Bernd’s account
If I could rescue just one thing from my burning home it might actually be the little pebble on which I wrote the koan (‘Who am I?’) from my first Zenways retreat five years ago, and which has been my companion in daily practice ever since.
In my current life phase (I’m 61) the intensity of work is reduced, and relationships have become stable, so there is more time and space for something else.
At the same time, I’m more aware of how temporary and fragile life is, from the experience of my own ageing, and from friends and family around me, where illness and death appear more frequently.
So the gaze lifts off everyday matters, and tries to see the whole of life, and to look beyond.
Here Zen practice has become central to my life – for insight, grounding, and guidance.
What I find very rewarding is to see connections to other disciplines. I practised Karate for some time, and there the Hara (‘The Vital Centre of Man’, as in the classic book by Graf Dürckheim) is cultivated mainly physically, as the foundation of proper Karate technique.

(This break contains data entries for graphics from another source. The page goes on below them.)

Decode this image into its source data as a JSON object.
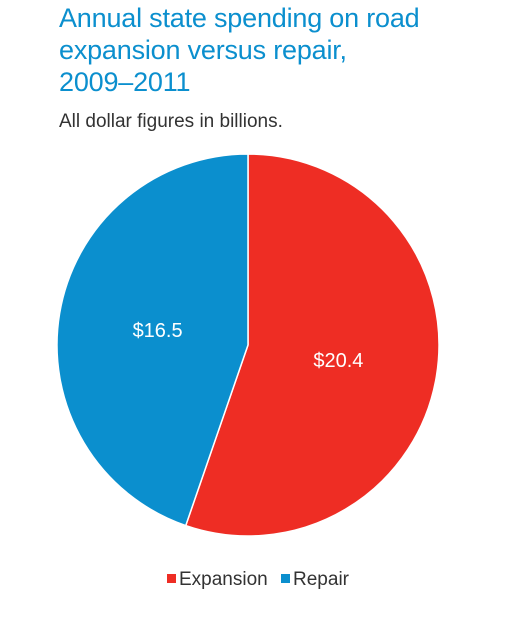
{
  "chart_data": {
    "type": "pie",
    "title_lines": [
      "Annual state spending on road",
      "expansion versus repair,",
      "2009–2011"
    ],
    "subtitle": "All dollar figures in billions.",
    "slices": [
      {
        "name": "Expansion",
        "value": 20.4,
        "label": "$20.4",
        "color": "#ee2d24"
      },
      {
        "name": "Repair",
        "value": 16.5,
        "label": "$16.5",
        "color": "#0b8fce"
      }
    ],
    "legend_position": "bottom",
    "title_color": "#0b8fce"
  }
}
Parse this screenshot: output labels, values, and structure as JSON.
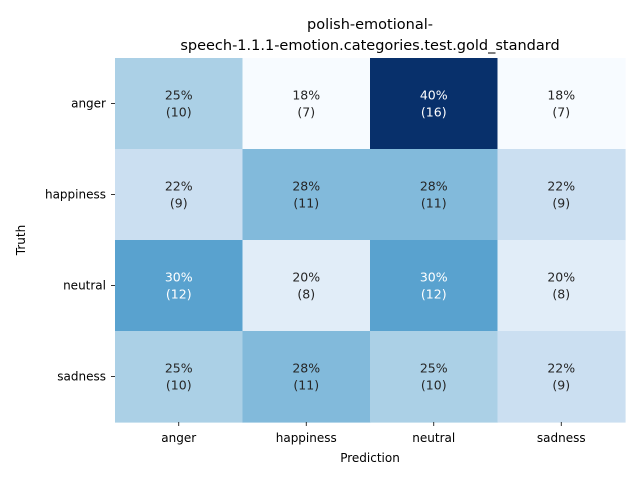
{
  "chart_data": {
    "type": "heatmap",
    "title_lines": [
      "polish-emotional-",
      "speech-1.1.1-emotion.categories.test.gold_standard"
    ],
    "xlabel": "Prediction",
    "ylabel": "Truth",
    "x_categories": [
      "anger",
      "happiness",
      "neutral",
      "sadness"
    ],
    "y_categories": [
      "anger",
      "happiness",
      "neutral",
      "sadness"
    ],
    "counts": [
      [
        10,
        7,
        16,
        7
      ],
      [
        9,
        11,
        11,
        9
      ],
      [
        12,
        8,
        12,
        8
      ],
      [
        10,
        11,
        10,
        9
      ]
    ],
    "percent_labels": [
      [
        "25%",
        "18%",
        "40%",
        "18%"
      ],
      [
        "22%",
        "28%",
        "28%",
        "22%"
      ],
      [
        "30%",
        "20%",
        "30%",
        "20%"
      ],
      [
        "25%",
        "28%",
        "25%",
        "22%"
      ]
    ],
    "count_labels": [
      [
        "(10)",
        "(7)",
        "(16)",
        "(7)"
      ],
      [
        "(9)",
        "(11)",
        "(11)",
        "(9)"
      ],
      [
        "(12)",
        "(8)",
        "(12)",
        "(8)"
      ],
      [
        "(10)",
        "(11)",
        "(10)",
        "(9)"
      ]
    ],
    "colormap": "Blues",
    "colorbar": false,
    "grid": false
  }
}
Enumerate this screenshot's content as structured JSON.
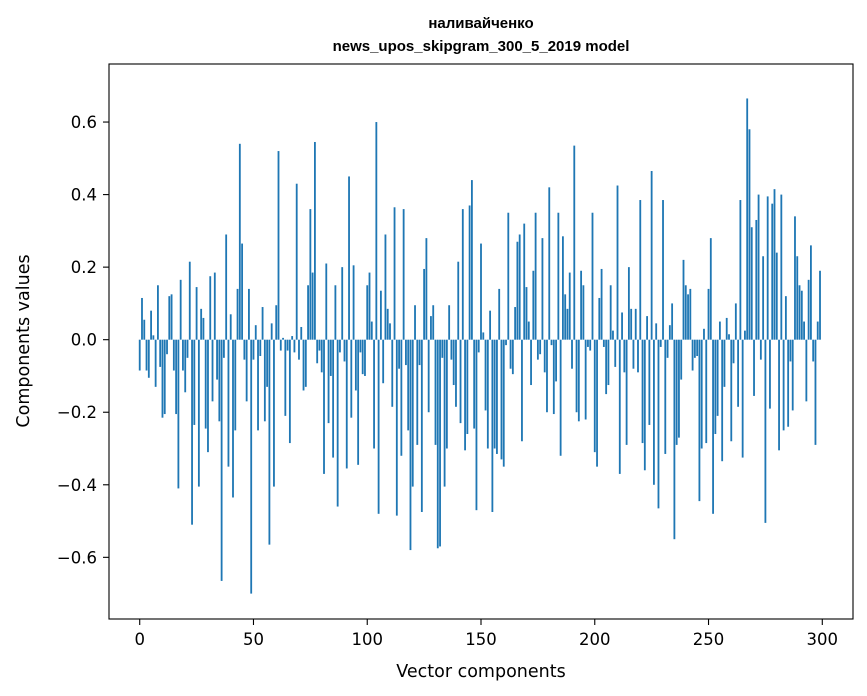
{
  "chart_data": {
    "type": "bar",
    "title_lines": [
      "наливайченко",
      "news_upos_skipgram_300_5_2019 model"
    ],
    "xlabel": "Vector components",
    "ylabel": "Components values",
    "xlim": [
      -13.5,
      313.5
    ],
    "ylim": [
      -0.77,
      0.76
    ],
    "x_ticks": [
      0,
      50,
      100,
      150,
      200,
      250,
      300
    ],
    "x_tick_labels": [
      "0",
      "50",
      "100",
      "150",
      "200",
      "250",
      "300"
    ],
    "y_ticks": [
      -0.6,
      -0.4,
      -0.2,
      0.0,
      0.2,
      0.4,
      0.6
    ],
    "y_tick_labels": [
      "−0.6",
      "−0.4",
      "−0.2",
      "0.0",
      "0.2",
      "0.4",
      "0.6"
    ],
    "bar_color": "#1f77b4",
    "bar_width": 0.8,
    "values": [
      -0.085,
      0.115,
      0.055,
      -0.085,
      -0.105,
      0.08,
      0.012,
      -0.13,
      0.15,
      -0.075,
      -0.215,
      -0.205,
      -0.04,
      0.12,
      0.125,
      -0.085,
      -0.205,
      -0.41,
      0.165,
      -0.085,
      -0.145,
      -0.05,
      0.215,
      -0.51,
      -0.235,
      0.145,
      -0.405,
      0.085,
      0.06,
      -0.245,
      -0.31,
      0.175,
      -0.17,
      0.185,
      -0.11,
      -0.225,
      -0.665,
      -0.05,
      0.29,
      -0.35,
      0.07,
      -0.435,
      -0.25,
      0.14,
      0.54,
      0.265,
      -0.055,
      -0.17,
      0.14,
      -0.7,
      -0.055,
      0.04,
      -0.25,
      -0.045,
      0.09,
      -0.225,
      -0.13,
      -0.565,
      0.045,
      -0.405,
      0.095,
      0.52,
      -0.03,
      0.005,
      -0.21,
      -0.03,
      -0.285,
      0.01,
      -0.035,
      0.43,
      -0.055,
      0.035,
      -0.14,
      -0.13,
      0.15,
      0.36,
      0.185,
      0.545,
      -0.065,
      -0.03,
      -0.09,
      -0.37,
      0.21,
      -0.23,
      -0.1,
      -0.325,
      0.15,
      -0.46,
      -0.035,
      0.2,
      -0.06,
      -0.355,
      0.45,
      -0.215,
      0.205,
      -0.14,
      -0.345,
      -0.035,
      -0.095,
      -0.1,
      0.15,
      0.185,
      0.05,
      -0.3,
      0.6,
      -0.48,
      0.135,
      -0.12,
      0.29,
      0.085,
      0.045,
      -0.185,
      0.365,
      -0.485,
      -0.08,
      -0.32,
      0.36,
      -0.07,
      -0.25,
      -0.58,
      -0.405,
      0.095,
      -0.29,
      -0.07,
      -0.475,
      0.195,
      0.28,
      -0.2,
      0.065,
      0.095,
      -0.29,
      -0.575,
      -0.57,
      -0.05,
      -0.405,
      -0.3,
      0.095,
      -0.055,
      -0.125,
      -0.185,
      0.215,
      -0.23,
      0.36,
      -0.305,
      -0.26,
      0.37,
      0.44,
      -0.245,
      -0.47,
      -0.035,
      0.265,
      0.02,
      -0.195,
      -0.3,
      0.08,
      -0.475,
      -0.3,
      -0.315,
      0.14,
      -0.33,
      -0.35,
      -0.015,
      0.35,
      -0.08,
      -0.095,
      0.09,
      0.27,
      0.29,
      -0.28,
      0.32,
      0.145,
      0.05,
      -0.125,
      0.19,
      0.35,
      -0.055,
      -0.04,
      0.28,
      -0.09,
      -0.2,
      0.42,
      -0.015,
      -0.205,
      -0.115,
      0.35,
      -0.32,
      0.285,
      0.125,
      0.085,
      0.185,
      -0.08,
      0.535,
      -0.2,
      -0.225,
      0.19,
      0.15,
      -0.22,
      -0.02,
      -0.03,
      0.35,
      -0.31,
      -0.35,
      0.115,
      0.195,
      -0.02,
      -0.15,
      -0.125,
      0.15,
      0.025,
      -0.075,
      0.425,
      -0.37,
      0.075,
      -0.09,
      -0.29,
      0.2,
      0.085,
      -0.08,
      0.085,
      -0.09,
      0.385,
      -0.285,
      -0.36,
      0.065,
      -0.235,
      0.465,
      -0.4,
      0.045,
      -0.465,
      -0.02,
      0.385,
      -0.315,
      -0.05,
      0.04,
      0.1,
      -0.55,
      -0.29,
      -0.27,
      -0.11,
      0.22,
      0.15,
      0.125,
      0.14,
      -0.085,
      -0.05,
      -0.045,
      -0.445,
      -0.3,
      0.03,
      -0.285,
      0.14,
      0.28,
      -0.48,
      -0.26,
      -0.21,
      0.05,
      -0.335,
      -0.13,
      0.06,
      0.015,
      -0.28,
      -0.065,
      0.1,
      -0.185,
      0.385,
      -0.325,
      0.025,
      0.665,
      0.58,
      0.31,
      -0.155,
      0.33,
      0.4,
      -0.055,
      0.23,
      -0.505,
      0.395,
      -0.19,
      0.375,
      0.415,
      0.24,
      -0.305,
      0.4,
      -0.25,
      0.12,
      -0.24,
      -0.06,
      -0.195,
      0.34,
      0.23,
      0.15,
      0.135,
      0.05,
      -0.17,
      0.165,
      0.26,
      -0.06,
      -0.29,
      0.05,
      0.19
    ]
  }
}
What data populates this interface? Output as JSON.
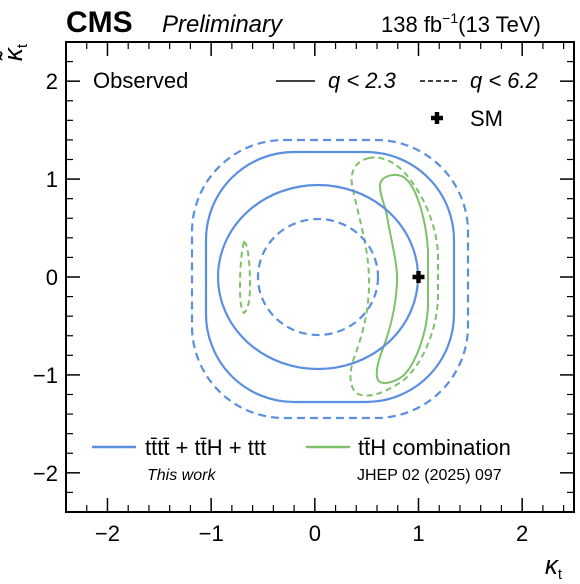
{
  "header": {
    "experiment": "CMS",
    "status": "Preliminary",
    "lumi": "138 fb",
    "lumi_exp": "−1",
    "energy": "(13 TeV)"
  },
  "chart_data": {
    "type": "contour",
    "xlabel": "κ",
    "xlabel_sub": "t",
    "ylabel": "κ̃",
    "ylabel_sub": "t",
    "xlim": [
      -2.4,
      2.5
    ],
    "ylim": [
      -2.4,
      2.4
    ],
    "x_ticks": [
      -2,
      -1,
      0,
      1,
      2
    ],
    "x_tick_labels": [
      "−2",
      "−1",
      "0",
      "1",
      "2"
    ],
    "y_ticks": [
      -2,
      -1,
      0,
      1,
      2
    ],
    "y_tick_labels": [
      "−2",
      "−1",
      "0",
      "1",
      "2"
    ],
    "observed_label": "Observed",
    "linestyle_legend": [
      {
        "style": "solid",
        "label": "q < 2.3"
      },
      {
        "style": "dashed",
        "label": "q < 6.2"
      }
    ],
    "sm": {
      "label": "SM",
      "x": 1.0,
      "y": 0.0
    },
    "series": [
      {
        "name": "tt̄tt̄ + tt̄H + ttt",
        "note": "This work",
        "color": "#5b8fdf"
      },
      {
        "name": "tt̄H combination",
        "note": "JHEP 02 (2025) 097",
        "color": "#7dc16a"
      }
    ]
  }
}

So it was really exciting for me to encounter the concept of Hara again from a spiritual angle, some years later in Zen.
A journey of discovery… for instance, I could never quite understand how the immediacy and simplicity of Zen could have arisen out of the complexity of Buddhism. Here I found the books of David Hinton (try ‘China Root: Taoism, Ch’an, and Original Zen’) eye-opening, tracing the connection of Zen with the Taoist understanding of the world.
Studying Taoism then gave my Qigong/Internal Martial Arts practice a new momentum, with an understanding of the energetic qualities of body and mind, and their connectedness to the world. Which closes the circle to Zen.
However, despite all the excitement of looking into different disciplines and teachings, and tracing their connections, there’s also the danger of getting into a somewhat shallow enthusiasm, based on reading second-hand accounts. So I think it is important to study at least one subject thoroughly, and with true dedication.
This subject for me is Zen, and I am immensely grateful to Daizan and the Zenways sangha, for the teaching and for all the support.